EBSD.dictionary_indexing(dictionary: EBSD, metric: SimilarityMetric | str = 'ncc', keep_n: int = 20, n_per_iteration: int | None = None, navigation_mask: ndarray | None = None, signal_mask: ndarray | None = None, rechunk: bool = False, dtype: str | dtype | type | None = None) CrystalMap[source]#

Index patterns by matching each pattern to a dictionary of simulated patterns of known orientations [Chen et al., 2015, Jackson et al., 2019].


One EBSD signal with dictionary patterns. The signal must have a 1D navigation axis, an xmap property with crystal orientations set, and equal detector shape.


Similarity metric, by default "ncc" (normalized cross-correlation). "ndp" (normalized dot product) is also available. A valid user-defined similarity metric may be used instead. The metric must be a class implementing the SimilarityMetric abstract class methods. See NormalizedCrossCorrelationMetric and NormalizedDotProductMetric for examples.

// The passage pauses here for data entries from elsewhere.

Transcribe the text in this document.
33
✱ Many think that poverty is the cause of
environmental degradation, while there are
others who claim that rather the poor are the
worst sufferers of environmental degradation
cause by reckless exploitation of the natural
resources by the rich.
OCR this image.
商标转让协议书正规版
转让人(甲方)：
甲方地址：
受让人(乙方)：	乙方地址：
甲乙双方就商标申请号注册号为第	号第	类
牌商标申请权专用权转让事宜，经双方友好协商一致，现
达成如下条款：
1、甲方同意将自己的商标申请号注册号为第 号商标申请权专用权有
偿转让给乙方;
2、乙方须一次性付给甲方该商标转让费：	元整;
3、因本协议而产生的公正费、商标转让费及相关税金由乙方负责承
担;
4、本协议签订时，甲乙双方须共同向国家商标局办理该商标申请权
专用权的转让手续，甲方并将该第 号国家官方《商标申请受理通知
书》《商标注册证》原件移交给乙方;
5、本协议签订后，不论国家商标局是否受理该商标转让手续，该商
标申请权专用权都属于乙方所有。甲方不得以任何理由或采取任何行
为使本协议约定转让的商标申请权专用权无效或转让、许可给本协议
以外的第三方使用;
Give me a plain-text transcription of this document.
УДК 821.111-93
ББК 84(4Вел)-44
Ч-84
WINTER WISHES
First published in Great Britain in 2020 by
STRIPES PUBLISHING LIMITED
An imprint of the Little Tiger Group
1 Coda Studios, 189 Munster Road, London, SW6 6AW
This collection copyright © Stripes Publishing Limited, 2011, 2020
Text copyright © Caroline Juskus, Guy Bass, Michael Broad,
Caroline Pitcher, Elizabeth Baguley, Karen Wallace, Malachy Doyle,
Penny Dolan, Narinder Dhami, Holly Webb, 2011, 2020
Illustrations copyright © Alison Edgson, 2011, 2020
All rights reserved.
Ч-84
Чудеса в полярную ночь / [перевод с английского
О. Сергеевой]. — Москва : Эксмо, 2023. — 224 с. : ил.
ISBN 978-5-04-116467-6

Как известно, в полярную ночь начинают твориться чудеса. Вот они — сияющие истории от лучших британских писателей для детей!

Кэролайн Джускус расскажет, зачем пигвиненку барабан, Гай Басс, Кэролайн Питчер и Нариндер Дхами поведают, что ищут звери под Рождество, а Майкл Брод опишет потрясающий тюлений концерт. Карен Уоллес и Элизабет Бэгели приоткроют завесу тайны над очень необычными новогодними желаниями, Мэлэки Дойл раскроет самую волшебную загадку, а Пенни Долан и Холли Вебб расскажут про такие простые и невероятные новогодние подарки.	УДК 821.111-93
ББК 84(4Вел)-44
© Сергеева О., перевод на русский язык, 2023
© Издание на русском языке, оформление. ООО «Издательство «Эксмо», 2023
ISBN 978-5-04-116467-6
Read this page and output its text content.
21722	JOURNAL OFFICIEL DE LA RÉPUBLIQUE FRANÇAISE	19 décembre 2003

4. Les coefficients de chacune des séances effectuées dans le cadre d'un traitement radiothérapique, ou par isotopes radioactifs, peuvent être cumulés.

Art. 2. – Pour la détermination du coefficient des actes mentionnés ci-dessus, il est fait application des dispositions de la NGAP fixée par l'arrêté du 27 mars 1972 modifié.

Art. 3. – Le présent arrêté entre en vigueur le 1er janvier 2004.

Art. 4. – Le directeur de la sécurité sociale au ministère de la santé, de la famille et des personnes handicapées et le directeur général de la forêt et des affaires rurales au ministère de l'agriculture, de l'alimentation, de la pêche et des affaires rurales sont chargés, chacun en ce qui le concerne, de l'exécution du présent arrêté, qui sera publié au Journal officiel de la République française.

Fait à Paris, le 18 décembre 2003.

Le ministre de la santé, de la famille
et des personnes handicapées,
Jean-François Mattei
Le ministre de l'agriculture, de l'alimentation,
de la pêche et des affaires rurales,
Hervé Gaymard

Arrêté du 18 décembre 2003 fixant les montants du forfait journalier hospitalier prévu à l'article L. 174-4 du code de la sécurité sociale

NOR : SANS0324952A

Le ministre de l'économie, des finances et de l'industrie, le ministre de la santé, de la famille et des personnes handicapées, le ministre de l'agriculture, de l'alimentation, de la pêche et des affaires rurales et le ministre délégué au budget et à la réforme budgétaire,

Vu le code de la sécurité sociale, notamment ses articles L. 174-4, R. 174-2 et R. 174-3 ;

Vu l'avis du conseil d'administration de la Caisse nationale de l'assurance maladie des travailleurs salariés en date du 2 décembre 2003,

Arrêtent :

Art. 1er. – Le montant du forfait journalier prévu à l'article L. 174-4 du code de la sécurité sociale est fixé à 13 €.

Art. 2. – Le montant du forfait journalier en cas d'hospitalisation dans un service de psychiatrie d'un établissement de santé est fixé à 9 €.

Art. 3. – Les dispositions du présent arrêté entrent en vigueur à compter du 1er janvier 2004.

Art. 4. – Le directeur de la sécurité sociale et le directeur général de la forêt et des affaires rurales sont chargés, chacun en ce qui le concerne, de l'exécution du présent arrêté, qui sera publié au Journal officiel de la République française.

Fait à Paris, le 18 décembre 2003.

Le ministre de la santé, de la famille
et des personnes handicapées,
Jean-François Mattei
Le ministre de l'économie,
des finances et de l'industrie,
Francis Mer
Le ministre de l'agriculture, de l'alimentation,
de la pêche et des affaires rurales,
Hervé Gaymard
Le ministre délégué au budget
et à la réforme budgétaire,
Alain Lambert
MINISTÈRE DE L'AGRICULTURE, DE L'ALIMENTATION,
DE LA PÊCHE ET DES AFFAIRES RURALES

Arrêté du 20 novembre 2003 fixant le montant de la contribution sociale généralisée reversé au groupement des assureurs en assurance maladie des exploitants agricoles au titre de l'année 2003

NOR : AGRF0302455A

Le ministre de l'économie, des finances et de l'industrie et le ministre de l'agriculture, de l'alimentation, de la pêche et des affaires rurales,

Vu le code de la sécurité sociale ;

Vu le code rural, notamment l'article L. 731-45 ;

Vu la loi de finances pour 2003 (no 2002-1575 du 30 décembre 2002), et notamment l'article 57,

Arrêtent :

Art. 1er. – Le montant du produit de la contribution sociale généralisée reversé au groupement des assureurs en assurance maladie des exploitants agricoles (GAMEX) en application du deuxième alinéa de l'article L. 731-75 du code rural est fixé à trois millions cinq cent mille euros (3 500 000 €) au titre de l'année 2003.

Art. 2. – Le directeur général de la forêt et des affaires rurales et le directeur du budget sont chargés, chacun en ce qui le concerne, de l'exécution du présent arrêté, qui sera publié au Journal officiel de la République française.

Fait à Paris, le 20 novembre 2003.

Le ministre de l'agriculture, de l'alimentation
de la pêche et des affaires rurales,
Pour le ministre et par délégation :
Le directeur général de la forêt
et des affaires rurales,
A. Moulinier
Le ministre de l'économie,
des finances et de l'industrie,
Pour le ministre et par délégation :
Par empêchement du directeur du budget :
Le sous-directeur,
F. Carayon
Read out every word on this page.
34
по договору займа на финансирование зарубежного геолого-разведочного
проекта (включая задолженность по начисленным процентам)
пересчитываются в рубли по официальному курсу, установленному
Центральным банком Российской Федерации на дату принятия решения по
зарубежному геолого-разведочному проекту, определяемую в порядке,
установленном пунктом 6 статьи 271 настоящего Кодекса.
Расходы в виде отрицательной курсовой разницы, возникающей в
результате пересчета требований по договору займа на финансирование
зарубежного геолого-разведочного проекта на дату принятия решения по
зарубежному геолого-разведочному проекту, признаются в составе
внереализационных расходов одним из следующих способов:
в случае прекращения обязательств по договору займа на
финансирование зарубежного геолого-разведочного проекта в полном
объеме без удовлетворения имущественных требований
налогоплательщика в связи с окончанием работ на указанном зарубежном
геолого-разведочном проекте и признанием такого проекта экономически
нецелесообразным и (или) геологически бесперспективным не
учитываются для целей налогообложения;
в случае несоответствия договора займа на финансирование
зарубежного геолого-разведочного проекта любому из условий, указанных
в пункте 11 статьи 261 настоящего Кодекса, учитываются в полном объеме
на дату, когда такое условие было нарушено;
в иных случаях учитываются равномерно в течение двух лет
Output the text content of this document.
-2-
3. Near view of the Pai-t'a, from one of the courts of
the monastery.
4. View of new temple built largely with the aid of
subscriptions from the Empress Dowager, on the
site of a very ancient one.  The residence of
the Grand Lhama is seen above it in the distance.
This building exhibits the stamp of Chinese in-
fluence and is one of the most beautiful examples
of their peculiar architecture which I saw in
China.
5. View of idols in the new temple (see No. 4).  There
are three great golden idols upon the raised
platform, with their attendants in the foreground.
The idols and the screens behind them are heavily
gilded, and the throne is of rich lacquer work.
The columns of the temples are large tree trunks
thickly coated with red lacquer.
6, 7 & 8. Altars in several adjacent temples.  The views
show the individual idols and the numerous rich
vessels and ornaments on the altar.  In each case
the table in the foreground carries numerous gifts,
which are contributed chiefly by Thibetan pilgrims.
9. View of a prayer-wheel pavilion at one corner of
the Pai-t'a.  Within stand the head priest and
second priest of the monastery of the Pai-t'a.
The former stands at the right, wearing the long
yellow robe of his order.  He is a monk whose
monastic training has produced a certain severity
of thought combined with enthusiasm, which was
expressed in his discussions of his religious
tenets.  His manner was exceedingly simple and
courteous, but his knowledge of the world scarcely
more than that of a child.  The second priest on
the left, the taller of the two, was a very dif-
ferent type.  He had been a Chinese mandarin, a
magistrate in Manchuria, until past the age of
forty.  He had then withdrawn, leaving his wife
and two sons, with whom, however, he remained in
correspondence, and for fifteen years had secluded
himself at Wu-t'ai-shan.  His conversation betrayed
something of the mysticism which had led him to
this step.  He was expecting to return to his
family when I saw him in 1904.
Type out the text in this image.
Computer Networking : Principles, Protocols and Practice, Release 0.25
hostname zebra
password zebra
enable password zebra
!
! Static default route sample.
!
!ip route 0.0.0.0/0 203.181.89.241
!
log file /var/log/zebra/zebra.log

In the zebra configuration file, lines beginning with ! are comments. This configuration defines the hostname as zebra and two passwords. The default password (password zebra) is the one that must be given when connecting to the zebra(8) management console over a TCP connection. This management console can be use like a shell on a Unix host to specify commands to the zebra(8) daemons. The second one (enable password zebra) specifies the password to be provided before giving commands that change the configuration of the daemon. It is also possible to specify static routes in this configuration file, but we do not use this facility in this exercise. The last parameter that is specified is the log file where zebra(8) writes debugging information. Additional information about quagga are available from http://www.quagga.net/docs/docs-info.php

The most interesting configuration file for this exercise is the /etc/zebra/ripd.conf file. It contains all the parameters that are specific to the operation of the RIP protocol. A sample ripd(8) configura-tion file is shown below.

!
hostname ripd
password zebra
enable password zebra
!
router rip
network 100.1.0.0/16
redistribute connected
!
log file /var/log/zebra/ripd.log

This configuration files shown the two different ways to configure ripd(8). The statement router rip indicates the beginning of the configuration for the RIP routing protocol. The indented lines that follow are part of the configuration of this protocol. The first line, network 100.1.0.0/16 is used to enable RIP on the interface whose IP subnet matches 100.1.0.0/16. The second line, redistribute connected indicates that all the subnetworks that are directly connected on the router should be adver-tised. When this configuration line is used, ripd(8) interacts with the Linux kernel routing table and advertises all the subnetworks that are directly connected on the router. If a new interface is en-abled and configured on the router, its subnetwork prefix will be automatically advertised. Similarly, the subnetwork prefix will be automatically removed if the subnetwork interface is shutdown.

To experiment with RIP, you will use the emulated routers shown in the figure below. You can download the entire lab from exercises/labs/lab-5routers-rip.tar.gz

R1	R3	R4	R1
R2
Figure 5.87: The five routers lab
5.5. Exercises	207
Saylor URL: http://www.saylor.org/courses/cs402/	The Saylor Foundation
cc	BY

Number of best matches to keep, by default 20 or the number of dictionary patterns if fewer than 20 are available.


Number of dictionary patterns to compare to all experimental patterns in each indexing iteration. If not given, and the dictionary is a LazyEBSD signal, it is equal to the chunk size of the first pattern array axis, while if if is an EBSD signal, it is set equal to the number of dictionary patterns, yielding only one iteration. This parameter can be increased to use less memory during indexing, but this will increase the computation time.


A boolean mask equal to the signal’s navigation (map) shape, where only patterns equal to False are indexed. This can be used by metric in prepare_experimental(). If not given, all patterns are indexed.


A boolean mask equal to the experimental patterns’ detector shape, where only pixels equal to False are matched. This can be used by metric in prepare_experimental(). If not given, all pixels are used.


Whether metric is allowed to rechunk experimental and dictionary patterns before matching. Default is False. Rechunking usually makes indexing faster, but uses more memory. If a custom metric is passed, whatever rechunk is set to will be used.


Which data type metric shall cast the patterns to before matching. If not given, "float32" will be used unless a custom metric is passed and it has set the dtype, which will then be used instead. "float32" and "float64" are allowed for the available "ncc" and "ndp" metrics.


A crystal map with keep_n rotations per point with the sorted best matching orientations in the dictionary. The corresponding best scores and indices into the dictionary are stored in the xmap.prop dictionary as "scores" and "simulation_indices".